Et Sienne. Encore. Et je t'aperçois dans les nappes noires qui s'étalent jusqu'aux seuils. Et te voilà d'ici. Comme je t'ai voulu toujours. Je n'en savais pas tout. Pas assez. Presque rien qui te soit utile à toi, dans ces circonstances. Ce que tu habiteras ce ne sera pas cette maison, ni cette ville où je n'habite pas non plus. Pas réellement. Possible que ce soit parce qu'il n'y a rien à faire de moi ici. Ou que si je vivais dans cet endroit, dans ces rues, ou à proximité, dans la voluptueuse campagne environnante, j'en mourrais. D'une de ces façons de mourir qui épargnent le corps, mais jettent dans l'âme un grand arpent de voile pour y escamoter une part du monde auquel on devient alors absent. Définitivement. C'est le sort inévitable lorsqu'on décide de tout inventer jusqu'à ce que quelque chose prenne vie. Que cela émerge du drap couché qui se couvre du liseré noir des pleurs qu'on a su retenir non par pudeur, mais du fait d'une lassitude informulable. Une chute en attente d'éviter le pire. Etre un jour convaincu de s'être trompé en tout. Alors tout se tient là. Dans cette ville aux habitants comblés que sillonnent en aveugles pressés des vagues de bipèdes avec leurs prothèses photographiques. Dans cette ville pas très grande où tu te perds pourtant. Où je me perds également. Etourdis tous les deux par son âme profonde qui va chercher son eau vitale avec génie dans le sein de la terre. Rose immarcescible.

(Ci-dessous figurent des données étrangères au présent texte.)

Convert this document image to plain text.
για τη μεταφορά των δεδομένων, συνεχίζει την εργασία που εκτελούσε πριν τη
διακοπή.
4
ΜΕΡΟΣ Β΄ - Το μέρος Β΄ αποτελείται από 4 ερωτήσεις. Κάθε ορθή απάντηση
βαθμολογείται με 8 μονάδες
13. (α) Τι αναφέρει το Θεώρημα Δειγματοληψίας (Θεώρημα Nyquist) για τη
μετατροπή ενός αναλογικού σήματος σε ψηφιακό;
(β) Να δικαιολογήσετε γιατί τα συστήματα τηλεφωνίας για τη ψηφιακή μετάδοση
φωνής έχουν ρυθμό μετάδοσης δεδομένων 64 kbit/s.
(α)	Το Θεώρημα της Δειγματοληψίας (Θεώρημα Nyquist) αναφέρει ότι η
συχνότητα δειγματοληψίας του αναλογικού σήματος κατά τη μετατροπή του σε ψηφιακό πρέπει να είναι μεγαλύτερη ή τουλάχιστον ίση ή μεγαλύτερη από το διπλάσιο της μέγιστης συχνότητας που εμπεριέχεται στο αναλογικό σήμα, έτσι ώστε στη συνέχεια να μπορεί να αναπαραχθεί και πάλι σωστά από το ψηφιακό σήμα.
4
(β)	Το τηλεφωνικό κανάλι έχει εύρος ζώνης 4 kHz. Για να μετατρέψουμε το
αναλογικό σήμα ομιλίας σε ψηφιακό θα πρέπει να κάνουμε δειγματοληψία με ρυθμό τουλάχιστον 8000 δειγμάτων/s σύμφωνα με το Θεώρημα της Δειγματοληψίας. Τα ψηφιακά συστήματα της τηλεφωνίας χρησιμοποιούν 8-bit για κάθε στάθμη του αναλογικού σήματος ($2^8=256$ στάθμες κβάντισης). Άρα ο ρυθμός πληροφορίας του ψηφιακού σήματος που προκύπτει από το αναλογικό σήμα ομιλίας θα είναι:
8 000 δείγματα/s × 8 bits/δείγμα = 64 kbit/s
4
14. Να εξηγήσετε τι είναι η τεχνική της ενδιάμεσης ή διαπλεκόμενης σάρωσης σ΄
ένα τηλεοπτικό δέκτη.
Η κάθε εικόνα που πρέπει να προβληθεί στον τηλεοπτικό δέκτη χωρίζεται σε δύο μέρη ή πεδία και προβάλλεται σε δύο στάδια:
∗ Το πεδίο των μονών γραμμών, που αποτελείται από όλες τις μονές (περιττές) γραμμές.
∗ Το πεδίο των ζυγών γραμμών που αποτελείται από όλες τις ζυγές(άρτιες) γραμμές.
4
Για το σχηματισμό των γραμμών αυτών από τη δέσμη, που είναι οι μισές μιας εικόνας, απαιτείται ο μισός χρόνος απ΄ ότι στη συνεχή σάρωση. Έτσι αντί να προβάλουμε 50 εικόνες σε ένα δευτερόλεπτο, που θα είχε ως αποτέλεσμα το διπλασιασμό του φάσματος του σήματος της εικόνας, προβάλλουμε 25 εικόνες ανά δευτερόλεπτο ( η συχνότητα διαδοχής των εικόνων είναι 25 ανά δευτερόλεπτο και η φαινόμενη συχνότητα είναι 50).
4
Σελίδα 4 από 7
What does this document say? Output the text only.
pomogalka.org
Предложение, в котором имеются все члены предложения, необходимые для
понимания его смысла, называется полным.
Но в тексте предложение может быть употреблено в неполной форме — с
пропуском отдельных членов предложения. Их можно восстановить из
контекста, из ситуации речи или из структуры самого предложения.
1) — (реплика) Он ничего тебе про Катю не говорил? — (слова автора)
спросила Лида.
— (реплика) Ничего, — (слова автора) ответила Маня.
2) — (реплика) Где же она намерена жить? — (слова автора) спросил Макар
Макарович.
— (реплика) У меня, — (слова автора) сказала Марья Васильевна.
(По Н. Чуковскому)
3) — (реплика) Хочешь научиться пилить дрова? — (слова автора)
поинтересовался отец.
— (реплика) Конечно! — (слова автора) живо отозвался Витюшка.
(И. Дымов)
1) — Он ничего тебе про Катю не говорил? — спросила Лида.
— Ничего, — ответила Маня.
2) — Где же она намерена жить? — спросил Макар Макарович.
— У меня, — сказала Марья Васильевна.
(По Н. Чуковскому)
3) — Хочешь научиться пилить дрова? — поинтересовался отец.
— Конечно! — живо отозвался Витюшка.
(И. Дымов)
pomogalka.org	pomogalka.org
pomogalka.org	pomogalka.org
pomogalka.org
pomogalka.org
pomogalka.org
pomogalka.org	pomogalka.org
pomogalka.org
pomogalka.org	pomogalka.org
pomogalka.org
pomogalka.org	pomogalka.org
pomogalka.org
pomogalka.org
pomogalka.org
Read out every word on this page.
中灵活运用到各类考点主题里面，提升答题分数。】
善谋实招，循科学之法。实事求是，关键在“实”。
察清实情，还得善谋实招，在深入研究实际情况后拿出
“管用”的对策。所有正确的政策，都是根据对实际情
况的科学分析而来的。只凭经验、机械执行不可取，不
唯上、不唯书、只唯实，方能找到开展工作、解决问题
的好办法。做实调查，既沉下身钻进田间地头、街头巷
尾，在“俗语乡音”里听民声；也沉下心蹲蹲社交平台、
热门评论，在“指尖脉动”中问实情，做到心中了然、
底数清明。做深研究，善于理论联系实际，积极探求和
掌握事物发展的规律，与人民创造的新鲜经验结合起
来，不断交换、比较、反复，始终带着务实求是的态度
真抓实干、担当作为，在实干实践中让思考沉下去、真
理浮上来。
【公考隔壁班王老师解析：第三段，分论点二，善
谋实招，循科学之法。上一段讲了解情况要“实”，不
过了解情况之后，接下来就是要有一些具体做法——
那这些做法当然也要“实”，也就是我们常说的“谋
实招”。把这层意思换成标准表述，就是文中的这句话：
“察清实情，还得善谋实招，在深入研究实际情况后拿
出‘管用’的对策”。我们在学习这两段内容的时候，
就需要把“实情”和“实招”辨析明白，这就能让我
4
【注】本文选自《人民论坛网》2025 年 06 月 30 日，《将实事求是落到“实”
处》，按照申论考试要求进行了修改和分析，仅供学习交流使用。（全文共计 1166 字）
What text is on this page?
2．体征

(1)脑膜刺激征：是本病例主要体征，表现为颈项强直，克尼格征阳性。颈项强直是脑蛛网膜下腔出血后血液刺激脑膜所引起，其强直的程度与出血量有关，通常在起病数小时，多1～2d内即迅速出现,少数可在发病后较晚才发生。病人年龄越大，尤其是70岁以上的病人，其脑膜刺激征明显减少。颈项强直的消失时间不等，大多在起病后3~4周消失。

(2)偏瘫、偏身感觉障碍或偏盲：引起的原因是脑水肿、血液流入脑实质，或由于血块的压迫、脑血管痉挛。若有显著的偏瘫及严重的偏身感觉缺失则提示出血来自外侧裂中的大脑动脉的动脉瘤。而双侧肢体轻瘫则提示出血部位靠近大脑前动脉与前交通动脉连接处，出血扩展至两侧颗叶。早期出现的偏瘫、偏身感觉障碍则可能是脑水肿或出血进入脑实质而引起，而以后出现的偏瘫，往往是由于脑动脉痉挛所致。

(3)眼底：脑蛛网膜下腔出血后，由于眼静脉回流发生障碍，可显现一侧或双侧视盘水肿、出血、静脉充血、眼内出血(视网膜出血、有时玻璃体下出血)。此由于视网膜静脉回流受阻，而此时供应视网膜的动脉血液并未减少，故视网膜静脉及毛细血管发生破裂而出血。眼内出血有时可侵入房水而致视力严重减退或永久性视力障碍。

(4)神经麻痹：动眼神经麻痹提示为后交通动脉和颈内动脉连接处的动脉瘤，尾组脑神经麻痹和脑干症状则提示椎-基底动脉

Et Florence, aussi, encore. Encore un peu. Pour aller déchiffrer les prisonniers de Michel-Ange. Pour aller se tordre le cou, une fois de plus, en élevant les yeux, sur la peau de marbre de David. Se poser dans un coin, sur un banc. A l’écart. Et se laisser s’envoler. Puisque nous ne nous reverrons peut-être jamais. Mais je t’en redirais davantage plus tard. Rien qu’à ce sujet. Rien que pour ça. Pour te mentir de nouveau. Dieu serait un modèle. C’est en cela sans doute que la foi ne m’est d’aucun secours. Je n’ai besoin d’aucun dieu. Ni pour aimer. Ni pour mentir. C’est pour cette raison aussi que je préfère les olympes et les panthéons. Avant de partir je vais m’incliner une dernière fois, piazza Della Signora, devant le vaillant Persée, un glaive dans la main droite et brandissant de l’autre la tête coupée de la Gorgone.